Borchers S, Luther S, Lips U, Hahn N, Kontsendorn J, Stadler M, Buchholz S, Diedrich H, Eder M, Koehl U, Ganser A, Mischak-Weissinger E
Department of Hematology, Hemostasis, Oncology and Stem Cell Transplantation, Hannover Medical School, Hannover, Germany.
Transpl Infect Dis. 2011 Jun;13(3):222-36. doi: 10.1111/j.1399-3062.2011.00626.x. Epub 2011 May 18.
Reactivation of cytomegalovirus (CMV) is a major cause of morbidity after allogeneic hematopoietic stem cell transplantation (HSCT). In healthy individuals, virus-specific T cells (CMV-CTL) control the reactivation of latent CMV. The monitoring of virus-epitope-binding CD8(+) T cells using major histocompatibility complex-I-peptide complexes (tetramers) has recently been established, allowing assessment of the reconstitution of CMV-CTL post HSCT.
In order to study immune reconstitution and reactivation control through CMV-CTL, we regularly monitored all patients undergoing allogeneic HSCT in our department for 2 years, who matched at least 1 of 6 commercially available tetramers for common human leukocyte antigen (HLA) types. To verify risk factors for CMV reactivations in our cohorts, clinical characteristics of all patients transplanted within the last 10 years were included in statistical analyses determining the relative risk for single and recurrent CMV reactivations.
As expected, CMV serostatus, HLA match, and donor source significantly influenced the risk of recurrent CMV reactivation. Applying CMV-CTL tetramer monitoring for 2 years allowed the monitoring of 114 (85%) of 134 patients, by testing a set of tetramers representing 6 epitopes from 3 different CMV proteins. The presence of CMV-CTL before day + 50 and their expansion post reactivation seem to protect against recurrent CMV reactivations. The mean number of CMV-CTL by day +100 was >5-fold higher in the recipient CMV-positive/donor-positive (R +/D +) group (91/μL) compared with the R +/ D- (13/μL) and the R -/D +(2/μL) group. Seventy-nine percent of patients from the R +/D + setting recovered >10 CMV-CTL per μL by day + 100, while almost 50% of the other groups failed to mount a CMV-specific response by that time (R +/D -: 58%; R -/D +: 43%).
Tetramer monitoring can help to predict (recurrent) CMV reactivation and is a useful approach to monitor individual patients with increased risk for recurrent reactivation post HSCT; thus, it could help to identify patients in need of adoptive transfer of CMV-CTL or to optimize the use of antiviral drugs.
巨细胞病毒(CMV)再激活是异基因造血干细胞移植(HSCT)后发病的主要原因。在健康个体中,病毒特异性T细胞(CMV-CTL)可控制潜伏CMV的再激活。最近已建立使用主要组织相容性复合体-I-肽复合物(四聚体)监测病毒表位结合CD8(+) T细胞的方法,从而能够评估HSCT后CMV-CTL的重建情况。

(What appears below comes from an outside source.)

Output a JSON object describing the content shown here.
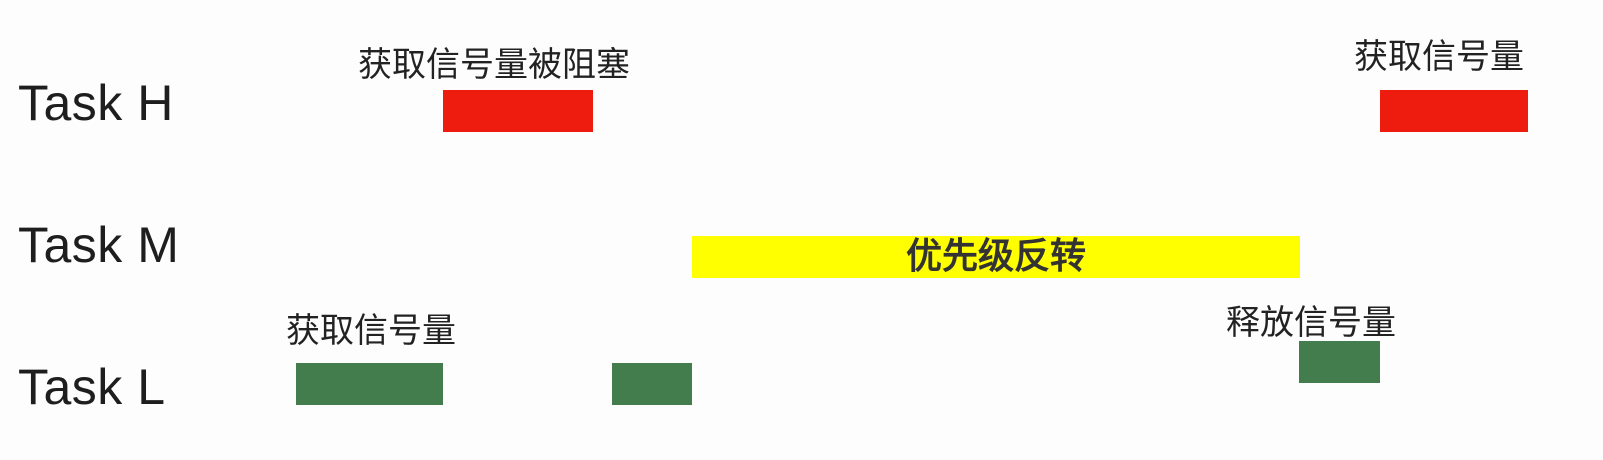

为了通过CMV-CTL研究免疫重建和再激活控制,我们对本部门接受异基因HSCT的所有患者进行了为期2年的定期监测,这些患者与6种市售四聚体中至少1种常见人类白细胞抗原(HLA)类型相匹配。为了验证我们队列中CMV再激活的危险因素,将过去10年内所有移植患者的临床特征纳入统计分析,以确定单次和复发性CMV再激活的相对风险。
正如预期的那样,CMV血清状态、HLA匹配和供体来源显著影响复发性CMV再激活的风险。通过检测一组代表来自3种不同CMV蛋白的6个表位的四聚体,应用CMV-CTL四聚体监测2年可对134例患者中的114例(85%)进行监测。移植后第50天之前存在CMV-CTL以及其在再激活后的扩增似乎可预防复发性CMV再激活。与受体CMV阳性/供体阴性(R +/D -)组(13/μL)和受体CMV阴性/供体阳性(R -/D +)组(2/μL)相比,受体CMV阳性/供体阳性(R +/D +)组移植后第100天CMV-CTL的平均数量高出5倍多(91/μL)。R +/D +组中79%的患者在移植后第100天每微升恢复>10个CMV-CTL,而其他组中近50%的患者在此时未能产生CMV特异性反应(R +/D -组:58%;R -/D +组:43%)。
四聚体监测有助于预测(复发性)CMV再激活,是监测HSCT后复发性再激活风险增加的个体患者的有用方法;因此,它有助于识别需要过继转移CMV-CTL的患者或优化抗病毒药物的使用。